Coast Artillery role

The National Defense Act of 1920 formally assigned the air defense mission to the Coast Artillery Corps, and 4 battalions were organized in 1921. In 1924, under a major reorganization of the Coast Artillery, the battalions were reorganized as regiments. There were also 42 Organized Reserve antiaircraft regiments in 8 brigades; however, many of the Reserve units only had a small number of personnel assigned, and many were demobilized without activation during World War II.
 (6) Regular Army anti-aircraft regiments
 60th Coast Artillery (AA)
 61st Coast Artillery (AA)
 62nd Coast Artillery (AA)
 63rd Coast Artillery (AA)
 64th Coast Artillery (AA)
 65th Coast Artillery (AA)
 (13) National Guard AA regiments
 197th Coast Artillery (AA) N.H.
 198th Coast Artillery (AA) DE.
 200th Coast Artillery (AA) N.M.
 202nd Coast Artillery (AA) IL.
 203rd Coast Artillery (AA) MO.
 206th Coast Artillery (AA) AR.
 207th Coast Artillery (AA) N.Y.
 211th Coast Artillery (AA) MA.
 212th Coast Artillery (AA) N.Y.
 213th Coast Artillery (AA) PA.
 214th Coast Artillery (AA) GA. 
 251st Coast Artillery (AA) CA.
 369th Coast Artillery (AA) N.Y.

Expansion
In 1938 there were only six Regular Army and thirteen National Guard regiments, but by 1941 this had been expanded to 37 total regiments. In November 1942, 781 battalions were authorized. However, this number was pared down to 331 battalions by the end of the war.
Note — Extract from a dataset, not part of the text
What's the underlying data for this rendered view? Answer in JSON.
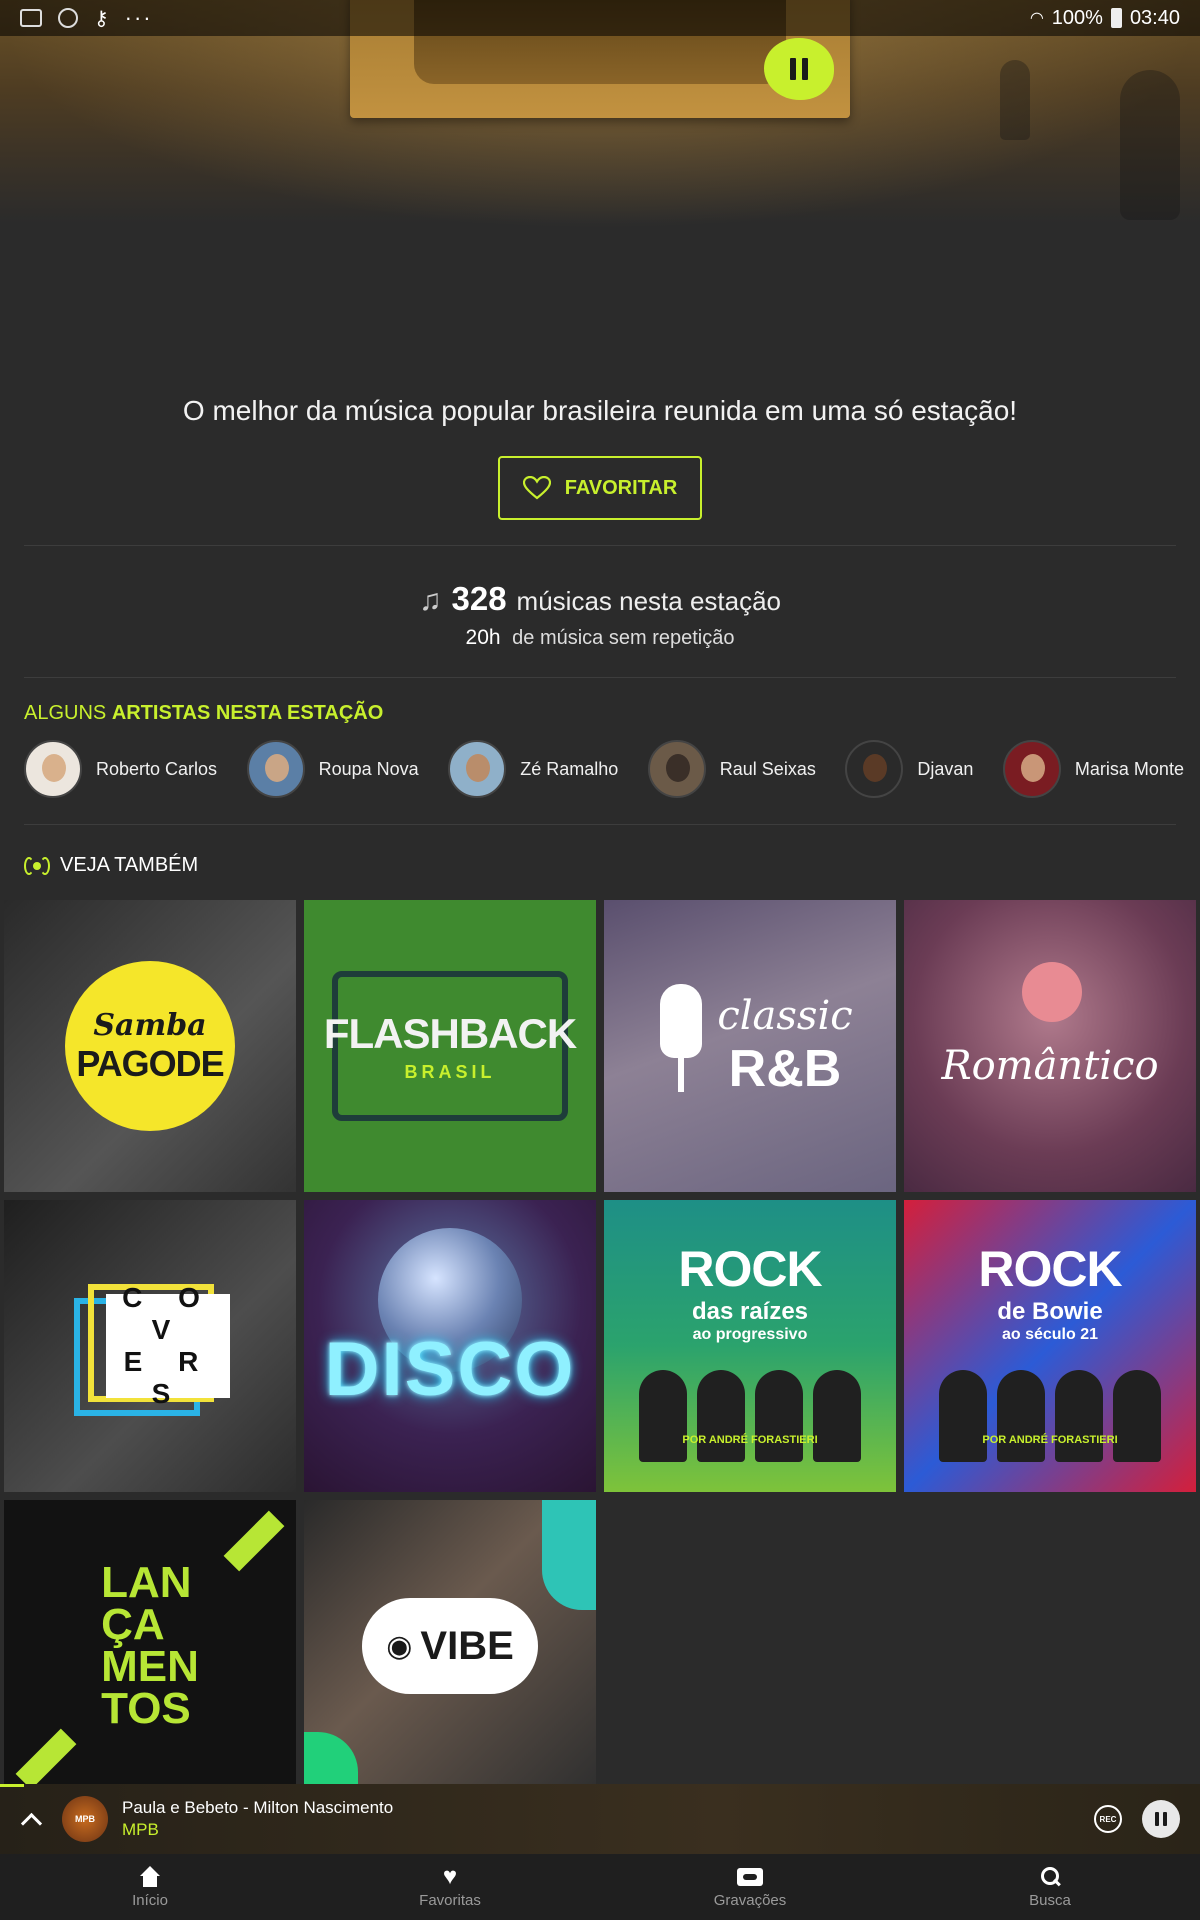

By late 1944 the regiments had been broken up into battalions and 144 "Antiaircraft Artillery Groups" had been activated; some of these existed only briefly.

The serially-numbered battalions in late World War II included the following types:
 Antiaircraft Artillery Battalion
 Antiaircraft Artillery Automatic Weapons Battalion
 Antiaircraft Artillery Gun Battalion
 Antiaircraft Artillery Searchlight Battalion
 Barrage Balloon Battalion
and in the 1950s:
 Antiaircraft Artillery Missile Battalion.

On 9 March 1942 Antiaircraft Command was established in Washington D.C. and 1944 the AAA school was moved to Fort Bliss.

Army Air Defense Command
Army Air Defense Command ran from 1957 to 1974.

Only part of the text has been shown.